Positions of the political parties
The Government’s present plan for infrastructure is set out in Budget 2017 and includes the City Rail Link, State Highway 1 rebuild through Kaikoura, school upgrades and around half of the overall investment going into the National Land Transport Fund (collectively $9.2 billion). As most of these projects are committed and the first quarter of the 2017/18 financial year is over, a number of these projects will be off the table in coalition negotiations. The exception to this is the Southern Motorway East-West Link, which Labour has proposed delaying and scaling back.
The main differences between the parties arise over the priority projects for the coming term. On the one hand, the National Party’s largest infrastructure policy is their expansion of the Roads of National Significance programme, costing an additional $10.5 billion. National has said it would make Mill Road a State Highway ($1 billion) and invest in safety improvements over the current network ($600 million). For rail, National has proposed to allocate an additional $548 million to KiwiRail and to build and electrify the third main line ($230 million) and full double tracks for the Hutt Valley Line ($37 million).
On the other hand, Labour and the Greens have individually promoted a number of policies which would increase funding for regional roading ($280 million), construct a replacement for the Manawatū Gorge Road ($120 million), and build a new Bus Rapid Transit line from Howick to the airport. However it is their rail projects which have received the most emphasis. These include building light rail from the Auckland CBD to the airport ($2.3 billion for the upper limit), establishing passenger rail services between Auckland, Hamilton and Tauranga ($400 million), investigating a spur line to Marsden Point, upgrading the North Auckland Main Trunk line, as well as the possibility of reopening closed rail lines such as the Napier to Gisborne line (uncosted). The parties also have policies to develop a national port strategy and to shift national freight from road carriage to coastal and rail carriage.
On the election results NZ First is the only minor party large enough to provide either National or the Labour-Greens bloc with enough seats to command the majority of Parliament. Which parties does NZ First have the most alignment with in terms of infrastructure?

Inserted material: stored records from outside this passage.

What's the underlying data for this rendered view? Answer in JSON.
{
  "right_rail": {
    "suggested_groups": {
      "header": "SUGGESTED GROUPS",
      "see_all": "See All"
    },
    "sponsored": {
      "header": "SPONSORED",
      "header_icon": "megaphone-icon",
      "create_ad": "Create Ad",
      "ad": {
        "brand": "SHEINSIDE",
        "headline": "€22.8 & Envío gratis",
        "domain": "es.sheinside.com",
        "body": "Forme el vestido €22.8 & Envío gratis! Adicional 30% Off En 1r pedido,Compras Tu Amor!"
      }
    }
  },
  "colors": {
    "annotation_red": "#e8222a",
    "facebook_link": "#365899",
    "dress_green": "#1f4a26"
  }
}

NZ First’s three main infrastructural policies are the upgrade of Whangarei to Port Marsden road; the relocation of the Ports of Auckland to Northport; and heavy rail to the airport. Some of these policies align more with National and others with the Labour-Greens:
However, Winston Peters’ loss of the Northland seat may affect the comparative importance of these policies to the party and its leader, and therefore with which side there is most alignment.
Long-term infrastructure resilience
Against all of the above, the recent rupturing of the Marsden Point to Wiri Pipeline raises the question of whether any of the political parties are giving appropriate attention to the resilience of the nation’s existing strategic infrastructure. Perhaps understandably the parties seem to focus on the new, exciting projects rather than the exposure of our existing infrastructure to risk.
Amendments were made to the Resource Management Act 1991 (RMA) earlier this year (partly in response to the Canterbury earthquakes). In particular, the management of significant risks from natural hazards is now a matter of national importance to be recognized and provided for under s 6 of the RMA. The RMA however does not require any party to ‘audit’ our existing infrastructure against risk and plan for its resilience. While there is an obligation under s 101B of the Local Government Act 2002 for local authorities to prepare and adopt a 30-year infrastructure strategy which specifically addresses the management of risks relating to natural hazards, there is no requirement to assess overall vulnerabilities or man-made risks.
Similarly, s 38 of the Civil Defence Emergency Management Act 2002 requires councils to plan for the management of natural or man-made hazards and risks, but does not require proactive planning for infrastructural resilience.
Recent calls have been made for the establishment of an Infrastructure Commission to be responsible for resilience monitoring, preparation and reporting. The introduction of such a Commission might result in more focus on the resilience of existing infrastructure in future infrastructure projects. However the ultimate decisions will lie with whether future funding scenarios for infrastructure fully take into account the future resilience of the network, and these costings fully accepted as an intrinsic aspect of the projects. No doubt that will lie within the relevant cost benefit analysis – so ultimately it lies in the hands of the operators regardless of the government’s position, unless there is a legislative change.